Daren R. Dochterman: Star Trek existed in a strange nexus of time and history. It happened as societal pressures were boiling over, and technical advancements were heading to one of the most important events in human history, the moon landing. It was a barometer of these happenings, it was a release valve, it was a sign post leading to a world where all these factors had advanced and represented a future where mankind would not only survive, but flourish. Its integrated cast didn’t call attention to itself, by saying, “Hey, look at how progressive we are being”… it just was. It inspired to show where we might be going, while masquerading as a simple adventure show. It is almost unheard of for something from popular culture maintaining its presence 50 years later… and I think that it is interesting how many things from that specific time period are still remembered fondly with vociferous fan bases, but none of those other pop culture offerings have gone through so many reworkings and variations and still held on to its innate qualities. With all the permutations and up-rezzing that has gone on to the “franchise,” the original 79 still remain an interesting and engaging look into both our past, and our future.
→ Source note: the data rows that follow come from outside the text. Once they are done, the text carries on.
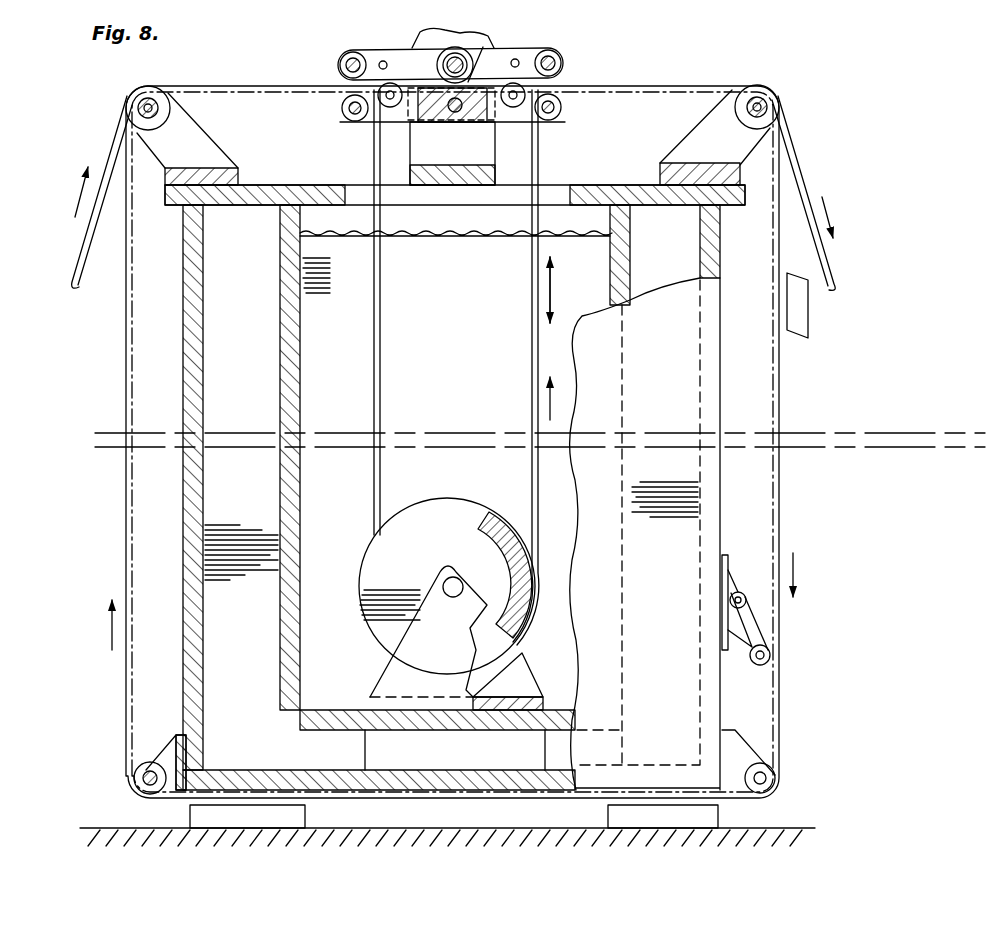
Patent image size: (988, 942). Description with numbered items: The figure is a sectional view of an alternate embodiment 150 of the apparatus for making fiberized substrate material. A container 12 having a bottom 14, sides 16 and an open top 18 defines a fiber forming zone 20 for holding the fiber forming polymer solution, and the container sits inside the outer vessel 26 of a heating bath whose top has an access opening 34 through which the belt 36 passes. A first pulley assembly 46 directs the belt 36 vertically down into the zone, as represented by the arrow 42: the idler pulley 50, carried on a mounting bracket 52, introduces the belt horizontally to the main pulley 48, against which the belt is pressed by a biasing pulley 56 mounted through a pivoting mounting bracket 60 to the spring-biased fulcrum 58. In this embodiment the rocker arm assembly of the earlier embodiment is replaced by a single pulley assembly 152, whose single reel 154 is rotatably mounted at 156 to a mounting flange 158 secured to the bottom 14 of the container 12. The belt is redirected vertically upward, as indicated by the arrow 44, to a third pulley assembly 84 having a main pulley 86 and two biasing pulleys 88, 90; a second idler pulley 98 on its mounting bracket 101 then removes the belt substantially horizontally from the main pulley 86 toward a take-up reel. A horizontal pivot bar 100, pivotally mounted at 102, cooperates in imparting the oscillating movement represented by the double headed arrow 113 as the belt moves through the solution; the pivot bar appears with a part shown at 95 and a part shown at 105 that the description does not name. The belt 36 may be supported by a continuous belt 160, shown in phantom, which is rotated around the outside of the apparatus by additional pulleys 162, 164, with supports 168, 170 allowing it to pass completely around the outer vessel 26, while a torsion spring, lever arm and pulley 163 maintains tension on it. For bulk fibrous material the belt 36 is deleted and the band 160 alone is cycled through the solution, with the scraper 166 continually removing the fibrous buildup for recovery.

The container 12 is at (280, 622).
The bottom 14 is at (497, 725).
The sides 16 is at (280, 387).
The open top 18 is at (312, 228).
The fiber forming zone 20 is at (362, 511).
The outer vessel 26 is at (722, 498).
The access opening 34 is at (562, 193).
The belt 36 is at (805, 177).
The arrow 42 is at (357, 393).
The arrow 44 is at (575, 405).
The first pulley assembly 46 is at (326, 62).
The main pulley 48 is at (340, 113).
The idler pulley 50 is at (136, 92).
The mounting bracket 52 is at (160, 150).
The biasing pulley 56 is at (400, 120).
The fulcrum 58 is at (398, 62).
The pivoting mounting bracket 60 is at (340, 50).
The third pulley assembly 84 is at (572, 47).
The main pulley 86 is at (566, 110).
The biasing pulley 88 is at (575, 66).
The biasing pulley 90 is at (527, 120).
The central pulley 95 is at (498, 60).
The second idler pulley 98 is at (783, 92).
The horizontal pivot bar 100 is at (527, 48).
The mounting bracket 101 is at (748, 165).
The pivotal mounting 102 is at (468, 115).
The cam lever 105 is at (452, 45).
The double headed arrow 113 is at (553, 283).
The alternate embodiment 150 is at (668, 45).
The single pulley assembly 152 is at (535, 495).
The single reel 154 is at (388, 627).
The rotatable mounting 156 is at (455, 577).
The mounting flange 158 is at (560, 677).
The continuous belt 160 is at (125, 567).
The additional pulley 162 is at (177, 800).
The torsion spring, lever arm and pulley 163 is at (757, 632).
The additional pulley 164 is at (773, 800).
The scraper 166 is at (803, 318).
The support 168 is at (280, 820).
The support 170 is at (665, 815).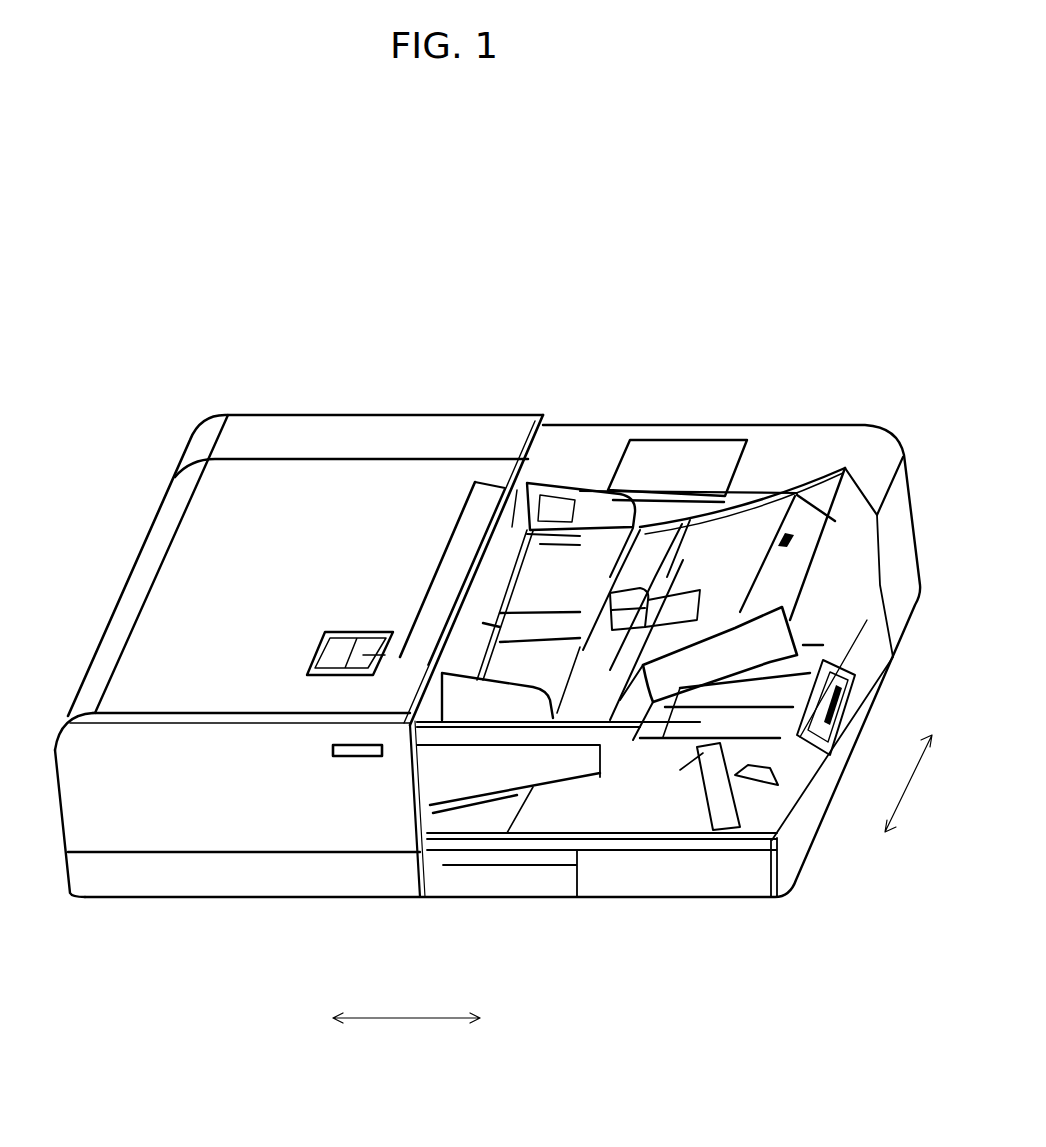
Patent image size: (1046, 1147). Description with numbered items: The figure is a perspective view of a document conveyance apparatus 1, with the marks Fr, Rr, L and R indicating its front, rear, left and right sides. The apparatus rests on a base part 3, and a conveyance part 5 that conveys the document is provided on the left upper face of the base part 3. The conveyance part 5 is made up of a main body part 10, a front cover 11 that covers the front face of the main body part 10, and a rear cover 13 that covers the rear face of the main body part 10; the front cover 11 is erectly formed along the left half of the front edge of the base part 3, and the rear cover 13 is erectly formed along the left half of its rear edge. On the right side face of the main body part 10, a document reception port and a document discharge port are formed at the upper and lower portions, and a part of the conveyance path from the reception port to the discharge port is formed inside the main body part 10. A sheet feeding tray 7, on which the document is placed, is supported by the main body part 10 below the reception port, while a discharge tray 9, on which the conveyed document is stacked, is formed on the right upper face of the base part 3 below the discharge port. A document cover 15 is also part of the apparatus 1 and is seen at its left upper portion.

Dorothy Fontana: How many other fifty-year-old shows are still being syndicated — and adored by fans — the same way Star Trek is? It’s still a kick for me to meet younger people who tell me they watched the show with their parents and are still watching it in syndicated reruns. And they’re buying the reissued shows on DVD and Blu-ray, to watch them all over again in these new formats. The stories and the characters still hold up — and still engage and entertain audiences.
Gary Gerani: It was the first science fiction series with fully-defined characters that you cared about, and the fantastical notions never insulted your intelligence — they were based on real scientific principles or theories. It also helped viewers to appreciate racial diversity, using science fiction to show us the way to a smarter, more progressive and hopeful future.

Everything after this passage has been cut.